In case of dissatisfaction for a valid reason and claimed in writing by a purchaser within ninety (90) days of receipt of mice, products or services, JACKSON will, at its option, provide credit or replacement for the mice or product received or the services provided.
No Liability
In no event shall JACKSON, its trustees, directors, officers, employees, and affiliates be liable for any causes of action or damages, including any direct, indirect, special, or consequential damages, arising out of the provision of MICE, PRODUCTS or services, including economic damage or injury to property and lost profits, and including any damage arising from acts or negligence on the part of JACKSON, its agents or employees. Unless prohibited by law, in purchasing or receiving MICE, PRODUCTS or services from JACKSON, purchaser or recipient, or any party claiming by or through them, expressly releases and discharges JACKSON from all such causes of action or damages, and further agrees to defend and indemnify JACKSON from any costs or damages arising out of any third party claims.
MICE and PRODUCTS are to be used in a safe manner and in accordance with all applicable governmental rules and regulations.

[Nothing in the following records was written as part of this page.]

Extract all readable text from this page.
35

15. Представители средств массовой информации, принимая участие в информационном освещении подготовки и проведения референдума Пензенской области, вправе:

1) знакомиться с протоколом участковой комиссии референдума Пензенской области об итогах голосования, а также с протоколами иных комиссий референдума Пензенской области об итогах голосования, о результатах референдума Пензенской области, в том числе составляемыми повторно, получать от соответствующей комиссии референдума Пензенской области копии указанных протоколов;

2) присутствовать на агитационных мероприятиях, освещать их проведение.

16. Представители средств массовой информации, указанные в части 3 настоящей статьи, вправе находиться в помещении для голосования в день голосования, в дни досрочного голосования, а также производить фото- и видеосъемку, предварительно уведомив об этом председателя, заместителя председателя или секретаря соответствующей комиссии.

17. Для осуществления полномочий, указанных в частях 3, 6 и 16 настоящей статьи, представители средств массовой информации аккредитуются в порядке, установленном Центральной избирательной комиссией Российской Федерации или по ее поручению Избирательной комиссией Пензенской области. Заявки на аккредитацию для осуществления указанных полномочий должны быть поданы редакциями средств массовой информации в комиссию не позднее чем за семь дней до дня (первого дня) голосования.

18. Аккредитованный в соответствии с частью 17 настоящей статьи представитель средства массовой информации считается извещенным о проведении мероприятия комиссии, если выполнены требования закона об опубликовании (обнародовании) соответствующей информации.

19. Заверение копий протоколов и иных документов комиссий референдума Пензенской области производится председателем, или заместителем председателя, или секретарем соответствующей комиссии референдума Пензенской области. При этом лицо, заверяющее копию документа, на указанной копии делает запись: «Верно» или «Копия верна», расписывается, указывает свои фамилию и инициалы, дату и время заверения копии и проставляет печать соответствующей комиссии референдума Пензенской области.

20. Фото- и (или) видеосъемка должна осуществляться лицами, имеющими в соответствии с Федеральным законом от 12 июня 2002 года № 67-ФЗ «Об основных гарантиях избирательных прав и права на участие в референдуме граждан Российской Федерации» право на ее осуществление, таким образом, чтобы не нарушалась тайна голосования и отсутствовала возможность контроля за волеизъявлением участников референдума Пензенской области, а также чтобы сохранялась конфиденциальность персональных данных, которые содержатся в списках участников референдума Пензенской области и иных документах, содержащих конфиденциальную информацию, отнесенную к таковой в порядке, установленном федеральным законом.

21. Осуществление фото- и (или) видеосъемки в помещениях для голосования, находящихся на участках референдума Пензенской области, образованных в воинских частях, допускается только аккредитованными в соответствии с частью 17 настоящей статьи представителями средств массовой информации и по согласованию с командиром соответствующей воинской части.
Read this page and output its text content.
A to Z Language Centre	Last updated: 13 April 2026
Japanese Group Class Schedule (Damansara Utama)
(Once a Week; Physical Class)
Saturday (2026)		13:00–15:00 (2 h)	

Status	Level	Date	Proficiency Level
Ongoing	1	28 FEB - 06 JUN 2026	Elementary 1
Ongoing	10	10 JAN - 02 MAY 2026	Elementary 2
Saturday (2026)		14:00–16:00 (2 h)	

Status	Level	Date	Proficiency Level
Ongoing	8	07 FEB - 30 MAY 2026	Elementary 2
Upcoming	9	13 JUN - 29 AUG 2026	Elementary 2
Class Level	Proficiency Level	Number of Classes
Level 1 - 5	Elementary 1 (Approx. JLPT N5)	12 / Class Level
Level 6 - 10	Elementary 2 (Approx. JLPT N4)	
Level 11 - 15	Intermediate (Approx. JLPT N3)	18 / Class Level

The foregoing represents the General Terms and Conditions applicable to JACKSON’s MICE, PRODUCTS or services. In addition, special terms and conditions of sale of certain MICE, PRODUCTS or services may be set forth separately in JACKSON web pages, catalogs, price lists, contracts, and/or other documents, and these special terms and conditions shall also govern the sale of these MICE, PRODUCTS and services by JACKSON, and by its licensees and distributors.
Acceptance of delivery of MICE, PRODUCTS or services shall be deemed agreement to these terms and conditions. No purchase order or other document transmitted by purchaser or recipient that may modify the terms and conditions hereof, shall be in any way binding on JACKSON, and instead the terms and conditions set forth herein, including any special terms and conditions set forth separately, shall govern the sale of MICE, PRODUCTS or services by JACKSON.